One oil and gas company automated the evaluation of several business cases so that it had continuous hard data on how the experiments were going, which reduced anxiety among executives about the firm’s digital investment decisions. Indeed, the insights gave them confidence to push ahead with more cutting-edge solutions because they knew they could see in near real time what worked, while failures could be detected quickly and do so relatively cheaply.8Digital Strategy: The Four Fights You Have to Win,” McKinsey Quarterly, October 2018.

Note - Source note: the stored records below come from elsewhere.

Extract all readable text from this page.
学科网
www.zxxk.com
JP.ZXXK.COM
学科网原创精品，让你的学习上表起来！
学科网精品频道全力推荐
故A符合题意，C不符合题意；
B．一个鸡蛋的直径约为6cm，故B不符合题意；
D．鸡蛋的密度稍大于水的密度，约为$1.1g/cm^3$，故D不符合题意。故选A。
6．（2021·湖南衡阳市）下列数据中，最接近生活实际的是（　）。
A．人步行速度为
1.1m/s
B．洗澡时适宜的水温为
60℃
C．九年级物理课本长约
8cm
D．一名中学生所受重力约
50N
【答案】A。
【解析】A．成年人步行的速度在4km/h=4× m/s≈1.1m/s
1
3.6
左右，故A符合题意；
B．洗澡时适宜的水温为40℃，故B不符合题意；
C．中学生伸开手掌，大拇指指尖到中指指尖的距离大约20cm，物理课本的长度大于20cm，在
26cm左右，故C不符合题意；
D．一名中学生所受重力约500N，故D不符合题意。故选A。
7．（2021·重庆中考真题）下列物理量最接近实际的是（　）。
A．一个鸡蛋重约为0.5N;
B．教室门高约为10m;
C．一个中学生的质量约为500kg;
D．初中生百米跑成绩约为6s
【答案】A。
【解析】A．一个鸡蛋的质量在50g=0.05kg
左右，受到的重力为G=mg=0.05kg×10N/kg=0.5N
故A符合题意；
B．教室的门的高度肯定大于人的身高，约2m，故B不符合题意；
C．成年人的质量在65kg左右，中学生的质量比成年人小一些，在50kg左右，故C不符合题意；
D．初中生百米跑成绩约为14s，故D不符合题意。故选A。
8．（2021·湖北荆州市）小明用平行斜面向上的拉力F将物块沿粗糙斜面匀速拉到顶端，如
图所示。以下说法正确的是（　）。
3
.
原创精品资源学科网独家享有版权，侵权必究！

Google made a conscious effort to destigmatize failure after it discovered that when employees felt they could take risks without being shamed or criticized for failure, they performed better.9 So it introduced a process for when any incident is recorded, the team asks questions such as “What went well?” and “Where did we get lucky?” to understand how processes could be improved rather than to find fault. Team leads admit their own mistakes and failures and are willing to document them. Teams are discouraged from blaming anyone and reminded that no one will be punished.10


Food for thought

  • The CEO has the key role in creating an environment where people understand they won’t be punished for failing.
  • A corporate culture that accepts failure encourages fast decision-making.
  • Reducing uncertainties and providing people with access to good information give employees the confidence to make more of their own decisions.
  • Automation and analytics have advanced to the point where “failing fast” is a real option for specific cases, especially testing.
  • Failure is only acceptable if you learn from it and act on what you learned.